Jan. 2, 2025Updated 8:22 p.m. ET
Wayne Osmond, an original member of the family singing group the Osmonds, which had a string of pop hits in the 1970s and helped launch the careers of his more renowned siblings Donny and Marie, died on Wednesday in Salt Lake City. He was 73.
His death, at University of Utah Hospital, was caused by complications from a recent stroke, his daughter Amy Cook said.
As an original member of the group, which began as a sibling quartet initially called the Osmond Brothers, Wayne and his brothers were child stars who later became ubiquitous pop stars in the 1970s. As practicing Mormons, the family built a brand around resisting the temptations of fame while capturing the spirit of the era with their flared jumpsuits and rollicking dance choreography.

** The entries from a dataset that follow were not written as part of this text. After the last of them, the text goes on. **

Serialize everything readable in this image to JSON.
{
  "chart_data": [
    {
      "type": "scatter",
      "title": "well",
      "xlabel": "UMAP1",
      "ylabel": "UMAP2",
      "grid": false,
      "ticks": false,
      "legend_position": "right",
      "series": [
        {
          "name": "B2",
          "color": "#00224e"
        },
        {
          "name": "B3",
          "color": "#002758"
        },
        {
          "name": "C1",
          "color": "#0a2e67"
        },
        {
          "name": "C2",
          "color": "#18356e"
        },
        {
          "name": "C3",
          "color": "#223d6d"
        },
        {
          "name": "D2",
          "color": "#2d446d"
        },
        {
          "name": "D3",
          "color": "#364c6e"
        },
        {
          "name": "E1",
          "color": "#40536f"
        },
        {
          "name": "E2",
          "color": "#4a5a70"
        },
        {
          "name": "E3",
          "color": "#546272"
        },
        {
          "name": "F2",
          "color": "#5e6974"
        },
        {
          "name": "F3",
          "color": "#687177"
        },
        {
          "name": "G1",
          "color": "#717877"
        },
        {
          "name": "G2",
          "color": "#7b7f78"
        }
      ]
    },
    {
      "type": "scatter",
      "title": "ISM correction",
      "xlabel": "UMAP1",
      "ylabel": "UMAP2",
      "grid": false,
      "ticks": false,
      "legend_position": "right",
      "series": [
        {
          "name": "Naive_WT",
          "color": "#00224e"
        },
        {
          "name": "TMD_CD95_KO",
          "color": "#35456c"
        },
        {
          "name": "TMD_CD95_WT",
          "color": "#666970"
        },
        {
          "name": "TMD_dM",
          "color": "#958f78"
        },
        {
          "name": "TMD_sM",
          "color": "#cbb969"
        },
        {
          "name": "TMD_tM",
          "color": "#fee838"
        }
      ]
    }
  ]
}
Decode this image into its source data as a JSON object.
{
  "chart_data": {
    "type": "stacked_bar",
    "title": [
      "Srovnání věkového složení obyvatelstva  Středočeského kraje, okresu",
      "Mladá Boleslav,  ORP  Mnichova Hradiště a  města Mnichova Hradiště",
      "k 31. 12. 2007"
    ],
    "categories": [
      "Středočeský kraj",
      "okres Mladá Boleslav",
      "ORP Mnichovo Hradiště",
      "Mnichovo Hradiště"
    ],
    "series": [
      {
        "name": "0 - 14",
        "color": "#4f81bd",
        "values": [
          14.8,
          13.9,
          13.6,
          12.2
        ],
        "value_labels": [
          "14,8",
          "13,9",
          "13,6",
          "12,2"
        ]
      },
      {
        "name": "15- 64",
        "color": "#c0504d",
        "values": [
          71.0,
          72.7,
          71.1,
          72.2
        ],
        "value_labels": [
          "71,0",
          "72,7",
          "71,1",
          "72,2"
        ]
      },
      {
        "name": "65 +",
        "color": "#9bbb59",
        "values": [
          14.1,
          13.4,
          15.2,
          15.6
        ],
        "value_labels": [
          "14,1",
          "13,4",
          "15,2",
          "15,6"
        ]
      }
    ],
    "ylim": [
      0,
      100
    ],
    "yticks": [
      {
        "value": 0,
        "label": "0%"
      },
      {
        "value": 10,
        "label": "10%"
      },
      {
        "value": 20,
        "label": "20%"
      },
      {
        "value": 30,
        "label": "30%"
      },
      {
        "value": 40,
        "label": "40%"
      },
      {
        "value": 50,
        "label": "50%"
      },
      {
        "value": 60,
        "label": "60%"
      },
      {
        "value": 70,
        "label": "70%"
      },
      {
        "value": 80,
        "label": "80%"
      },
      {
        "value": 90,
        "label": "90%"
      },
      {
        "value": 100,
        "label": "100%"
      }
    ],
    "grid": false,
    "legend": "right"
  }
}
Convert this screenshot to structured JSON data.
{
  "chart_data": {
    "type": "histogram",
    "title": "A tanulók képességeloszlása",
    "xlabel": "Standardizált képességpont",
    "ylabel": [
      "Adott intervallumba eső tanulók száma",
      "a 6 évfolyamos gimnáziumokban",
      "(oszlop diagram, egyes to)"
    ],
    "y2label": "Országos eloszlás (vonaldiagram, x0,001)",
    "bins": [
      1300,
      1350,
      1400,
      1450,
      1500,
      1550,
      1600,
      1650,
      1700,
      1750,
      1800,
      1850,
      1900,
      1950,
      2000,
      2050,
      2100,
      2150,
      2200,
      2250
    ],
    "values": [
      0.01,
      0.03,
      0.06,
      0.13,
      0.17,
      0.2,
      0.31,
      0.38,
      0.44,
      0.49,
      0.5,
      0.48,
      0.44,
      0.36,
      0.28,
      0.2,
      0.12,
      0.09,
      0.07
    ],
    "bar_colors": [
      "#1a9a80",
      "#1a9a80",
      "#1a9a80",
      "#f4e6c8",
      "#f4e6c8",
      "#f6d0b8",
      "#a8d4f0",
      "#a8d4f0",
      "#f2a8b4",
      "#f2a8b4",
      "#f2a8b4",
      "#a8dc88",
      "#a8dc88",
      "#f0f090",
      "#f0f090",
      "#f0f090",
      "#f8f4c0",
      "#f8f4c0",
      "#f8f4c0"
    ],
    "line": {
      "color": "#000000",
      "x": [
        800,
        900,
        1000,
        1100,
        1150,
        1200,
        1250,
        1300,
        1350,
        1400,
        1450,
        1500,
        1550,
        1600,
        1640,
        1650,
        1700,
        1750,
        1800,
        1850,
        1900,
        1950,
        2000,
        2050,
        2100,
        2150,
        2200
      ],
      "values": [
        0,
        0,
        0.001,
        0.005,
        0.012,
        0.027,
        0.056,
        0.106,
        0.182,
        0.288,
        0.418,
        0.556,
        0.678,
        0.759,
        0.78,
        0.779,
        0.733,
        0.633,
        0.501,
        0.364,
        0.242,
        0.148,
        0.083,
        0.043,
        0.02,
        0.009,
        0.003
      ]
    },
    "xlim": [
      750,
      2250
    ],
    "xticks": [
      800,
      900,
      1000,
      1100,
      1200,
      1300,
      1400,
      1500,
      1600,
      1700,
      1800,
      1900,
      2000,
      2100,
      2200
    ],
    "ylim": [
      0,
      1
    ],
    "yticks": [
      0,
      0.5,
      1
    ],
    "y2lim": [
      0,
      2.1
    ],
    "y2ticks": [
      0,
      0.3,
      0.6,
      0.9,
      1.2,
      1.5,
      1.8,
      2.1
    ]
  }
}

Songs including “One Bad Apple” and “Yo-Yo” became Top 10 singles in the early 1970s, and drew comparisons to the Jackson Five — especially with the younger Donny hitting his raspy high notes — and propelled the family to a feverish level of fame.
When the siblings landed at Heathrow Airport on a trip to Britain in 1972, “where they were lucky to escape alive,” a reporter wrote in The New York Times that year, the Osmonds “produced the kind of teary, lip‐trembling, shrieking scenes that recalled the early impact of the Beatles, post‐Liverpool.”